Mocking authentication comes down to how it's implemented. With Mock Service Worker, you can mock the "Set-Cookie" response header to emulate a user session, but with Remix you don't even have to. Instead, in this lesson we will intercept only the authorization call to a database, leaving Remix to handle sessions, cookies, and auth state for us.
Lecturer: [0:04] Describing authentication will largely depend on the way you decide to implement it and will vary from simple JSON responses to mocking the entire request flow, auth tokens, and response cookies. No matter the approach, you can always represent it with MSW.
[0:15] In our application, we have a signing route that renders the authentication form on the client and has a server action to handle form submissions. We will follow Remix's best practices and create, store, and invalidate the user session using cookies. Let's take a closer look at this authentication flow.
[0:32] First, we get the credentials that the user submitted as the requests form data, then we forward them to a third-party endpoint for validation. You can think of this request as a call to the auth provider or a direct REST API call to your database to see if the user exists. If it does, we take the user object returned from the validation response and set it on our session.
[1:00] After we've handled errors, we set the session cookie on the response and finish the flow. In a setup like this, controlling authentication comes down to controlling the validation request, so let's do that with MSW. In our handlers, create a new HTTP post handler for the validation endpoint.

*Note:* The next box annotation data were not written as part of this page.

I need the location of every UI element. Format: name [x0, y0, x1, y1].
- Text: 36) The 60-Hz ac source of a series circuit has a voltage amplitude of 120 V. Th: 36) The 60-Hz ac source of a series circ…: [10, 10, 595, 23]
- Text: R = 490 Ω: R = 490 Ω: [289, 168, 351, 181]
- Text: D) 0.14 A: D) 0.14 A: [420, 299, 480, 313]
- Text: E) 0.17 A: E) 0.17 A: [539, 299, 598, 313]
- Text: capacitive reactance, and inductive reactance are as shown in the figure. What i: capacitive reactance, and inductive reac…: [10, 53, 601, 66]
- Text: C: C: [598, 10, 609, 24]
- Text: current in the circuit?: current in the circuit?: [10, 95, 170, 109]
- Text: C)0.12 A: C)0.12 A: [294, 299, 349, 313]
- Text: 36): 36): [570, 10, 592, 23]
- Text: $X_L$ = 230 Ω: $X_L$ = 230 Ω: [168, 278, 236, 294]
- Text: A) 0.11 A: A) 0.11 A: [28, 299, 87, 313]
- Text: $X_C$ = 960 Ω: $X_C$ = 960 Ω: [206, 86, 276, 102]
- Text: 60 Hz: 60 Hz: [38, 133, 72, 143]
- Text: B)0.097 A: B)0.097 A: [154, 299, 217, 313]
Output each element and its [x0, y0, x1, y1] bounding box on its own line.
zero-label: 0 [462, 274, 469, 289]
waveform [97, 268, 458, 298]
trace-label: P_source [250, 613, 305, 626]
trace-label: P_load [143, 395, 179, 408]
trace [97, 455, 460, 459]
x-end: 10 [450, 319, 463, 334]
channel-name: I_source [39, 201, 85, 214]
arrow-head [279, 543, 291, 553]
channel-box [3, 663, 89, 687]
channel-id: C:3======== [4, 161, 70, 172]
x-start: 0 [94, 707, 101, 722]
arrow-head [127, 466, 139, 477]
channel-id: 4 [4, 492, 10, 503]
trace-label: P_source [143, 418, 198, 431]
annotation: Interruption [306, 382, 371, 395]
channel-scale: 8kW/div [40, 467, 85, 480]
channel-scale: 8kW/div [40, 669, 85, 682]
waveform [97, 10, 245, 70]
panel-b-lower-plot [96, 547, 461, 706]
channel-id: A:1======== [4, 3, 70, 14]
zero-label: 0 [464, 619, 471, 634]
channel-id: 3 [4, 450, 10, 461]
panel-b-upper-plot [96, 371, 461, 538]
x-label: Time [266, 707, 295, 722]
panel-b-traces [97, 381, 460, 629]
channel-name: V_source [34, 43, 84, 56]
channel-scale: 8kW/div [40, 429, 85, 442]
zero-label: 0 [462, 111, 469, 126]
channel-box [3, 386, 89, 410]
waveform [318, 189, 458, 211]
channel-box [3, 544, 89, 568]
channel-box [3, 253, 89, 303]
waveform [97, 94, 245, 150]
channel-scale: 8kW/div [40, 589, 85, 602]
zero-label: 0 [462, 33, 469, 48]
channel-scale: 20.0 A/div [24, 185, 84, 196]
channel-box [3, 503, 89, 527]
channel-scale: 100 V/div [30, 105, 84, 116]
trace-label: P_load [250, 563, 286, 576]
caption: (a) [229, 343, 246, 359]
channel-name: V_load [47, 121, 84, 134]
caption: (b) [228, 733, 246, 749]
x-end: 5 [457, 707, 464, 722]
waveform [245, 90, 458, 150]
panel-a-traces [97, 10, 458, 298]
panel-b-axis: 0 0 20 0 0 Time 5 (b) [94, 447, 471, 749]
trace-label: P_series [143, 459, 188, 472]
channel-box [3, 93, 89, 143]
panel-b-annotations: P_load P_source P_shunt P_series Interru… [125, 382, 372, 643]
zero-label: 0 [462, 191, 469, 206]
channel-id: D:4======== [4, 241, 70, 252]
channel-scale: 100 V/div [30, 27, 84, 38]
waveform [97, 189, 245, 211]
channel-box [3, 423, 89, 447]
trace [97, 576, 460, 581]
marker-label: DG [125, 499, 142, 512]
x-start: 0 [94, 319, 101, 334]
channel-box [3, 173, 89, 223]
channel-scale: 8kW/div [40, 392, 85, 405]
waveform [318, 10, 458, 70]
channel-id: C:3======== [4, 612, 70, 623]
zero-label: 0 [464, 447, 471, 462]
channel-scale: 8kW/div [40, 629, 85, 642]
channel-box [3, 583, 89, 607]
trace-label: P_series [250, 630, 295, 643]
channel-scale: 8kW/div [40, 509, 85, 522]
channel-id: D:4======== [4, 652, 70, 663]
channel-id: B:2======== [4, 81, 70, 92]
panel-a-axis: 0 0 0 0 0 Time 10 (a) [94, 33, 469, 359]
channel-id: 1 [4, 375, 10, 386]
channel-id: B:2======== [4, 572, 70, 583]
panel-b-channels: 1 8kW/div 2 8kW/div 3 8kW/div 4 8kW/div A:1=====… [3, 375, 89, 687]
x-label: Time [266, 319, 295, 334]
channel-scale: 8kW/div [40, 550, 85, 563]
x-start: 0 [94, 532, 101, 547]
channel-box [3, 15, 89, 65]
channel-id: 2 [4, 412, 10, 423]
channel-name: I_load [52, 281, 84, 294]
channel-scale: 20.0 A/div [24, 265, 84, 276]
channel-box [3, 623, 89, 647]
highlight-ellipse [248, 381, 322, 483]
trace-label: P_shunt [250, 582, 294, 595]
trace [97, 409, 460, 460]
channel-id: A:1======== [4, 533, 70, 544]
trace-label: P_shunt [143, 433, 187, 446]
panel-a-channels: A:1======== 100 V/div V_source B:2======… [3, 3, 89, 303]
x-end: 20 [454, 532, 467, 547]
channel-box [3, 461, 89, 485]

[1:16] We are forwarding the request's form data body from the Remix action to this request so we can get the submitted user credentials by reading the intercepted request body as request.formData. Let's grab the user's email and password using the form data's GET method. Next, add the basic input validation to respond with a 400 response if any of the credentials are missing.
[1:49] Finally, send a response to indicate a successful authentication. This response will depend on what the client expects from this endpoint, which in our case is the user object.
[2:00] Now, the validation endpoint will always return this user object and proceed to store it in the cookies, creating a new session once we sign in with any credentials. Since the sign-out route invalidates any present session cookies using Remix, we get the sign-out functionality out of the box, no handlers necessary.